Revealed – Aussie organisations pessimistic on cyberattacks

However, they are taking steps to improve cyber resilience

Revealed – Aussie organisations pessimistic on cyberattacks

Cyber

By Roxanne Libatique

More Australian organisations have focused on boosting their cyber resilience, according to Trend Micro's latest Cyber Risk Index (CRI).

The index, published by Trend Micro in partnership with Ponemon Institute, investigated cyber risks and identified key areas for improving cybersecurity. It also measured the gap between organisations' current security position and the likelihood of being attacked.

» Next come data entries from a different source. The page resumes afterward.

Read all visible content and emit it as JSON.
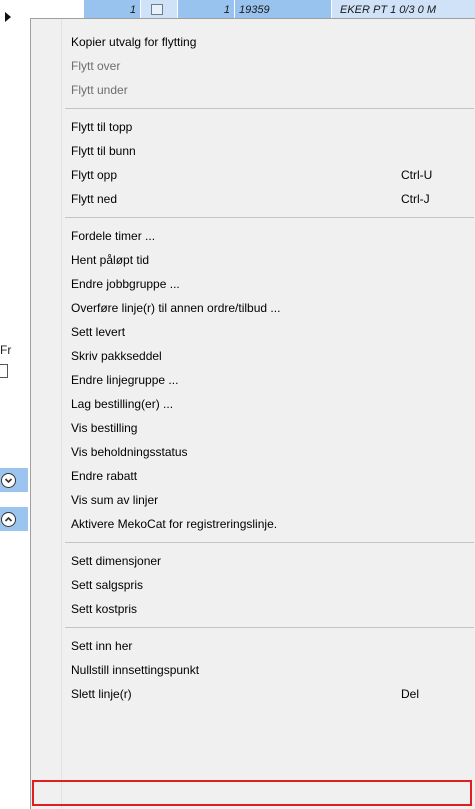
{
  "background": {
    "grid_row": {
      "cell_a": "1",
      "cell_b": "1",
      "cell_c": "19359",
      "cell_d": "EKER PT 1 0/3 0 M"
    },
    "form_label_partial": "Fr"
  },
  "context_menu": {
    "items": [
      {
        "label": "Kopier utvalg for flytting",
        "shortcut": "",
        "enabled": true
      },
      {
        "label": "Flytt over",
        "shortcut": "",
        "enabled": false
      },
      {
        "label": "Flytt under",
        "shortcut": "",
        "enabled": false
      },
      {
        "label": "Flytt til topp",
        "shortcut": "",
        "enabled": true
      },
      {
        "label": "Flytt til bunn",
        "shortcut": "",
        "enabled": true
      },
      {
        "label": "Flytt opp",
        "shortcut": "Ctrl-U",
        "enabled": true
      },
      {
        "label": "Flytt ned",
        "shortcut": "Ctrl-J",
        "enabled": true
      },
      {
        "label": "Fordele timer ...",
        "shortcut": "",
        "enabled": true
      },
      {
        "label": "Hent påløpt tid",
        "shortcut": "",
        "enabled": true
      },
      {
        "label": "Endre jobbgruppe ...",
        "shortcut": "",
        "enabled": true
      },
      {
        "label": "Overføre linje(r) til annen ordre/tilbud ...",
        "shortcut": "",
        "enabled": true
      },
      {
        "label": "Sett levert",
        "shortcut": "",
        "enabled": true
      },
      {
        "label": "Skriv pakkseddel",
        "shortcut": "",
        "enabled": true
      },
      {
        "label": "Endre linjegruppe ...",
        "shortcut": "",
        "enabled": true
      },
      {
        "label": "Lag bestilling(er) ...",
        "shortcut": "",
        "enabled": true
      },
      {
        "label": "Vis bestilling",
        "shortcut": "",
        "enabled": true
      },
      {
        "label": "Vis beholdningsstatus",
        "shortcut": "",
        "enabled": true
      },
      {
        "label": "Endre rabatt",
        "shortcut": "",
        "enabled": true
      },
      {
        "label": "Vis sum av linjer",
        "shortcut": "",
        "enabled": true
      },
      {
        "label": "Aktivere MekoCat for registreringslinje.",
        "shortcut": "",
        "enabled": true
      },
      {
        "label": "Sett dimensjoner",
        "shortcut": "",
        "enabled": true
      },
      {
        "label": "Sett salgspris",
        "shortcut": "",
        "enabled": true
      },
      {
        "label": "Sett kostpris",
        "shortcut": "",
        "enabled": true
      },
      {
        "label": "Sett inn her",
        "shortcut": "",
        "enabled": true
      },
      {
        "label": "Nullstill innsettingspunkt",
        "shortcut": "",
        "enabled": true
      },
      {
        "label": "Slett linje(r)",
        "shortcut": "Del",
        "enabled": true
      }
    ],
    "highlighted_item": "Slett linje(r)",
    "colors": {
      "menu_background": "#f0f0f0",
      "disabled_text": "#6d6d6d",
      "highlight_border": "#e01e1e",
      "selection_blue": "#99c3ef"
    }
  }
}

The latest index revealed that the Australian CRI improved from -0.54 in the first half of 2022 (H1 2022) to -0.12 in the second half of 2022 (H2 2022), reflecting organisations' efforts to improving their cyber resilience.

However, many Australian organisations remain pessimistic over the coming year, with most respondents saying it was “somewhat very likely” they would suffer customer data breach (79%), IP (80%), or a successful cyberattack (84%).

“There is still much to be done, as employees remain a source of risk. The first step to managing this is to gain complete and continuous attack surface visibility and control,” said Mick McCluney, technical director for Australia at Trend Micro, as reported by ITWire.

Top cyber threats

Globally the top four threats in the Trend Micro CRI H2 2022 include:

  • clickjacking;
  • ransomware;
  • crypto-mining; and
  • login attacks (credential theft).

In Australia, organisations named employees as two of their five infrastructure risks:

  • negligent insiders;
  • cloud computing infrastructure and providers;
  • organisational misalignment and complexity;
  • data centres; and
  • mobile or remote employees.

“As the shift to hybrid working gathers momentum, organisations are rightly concerned about the risk posed by negligent employees and the infrastructure used to support remote workers. They will need to focus not only on technology solutions but people and processes to help mitigate these risks,” said Dr. Larry Ponemon, chairman and founder of Ponemon Institute, as reported by ITWire.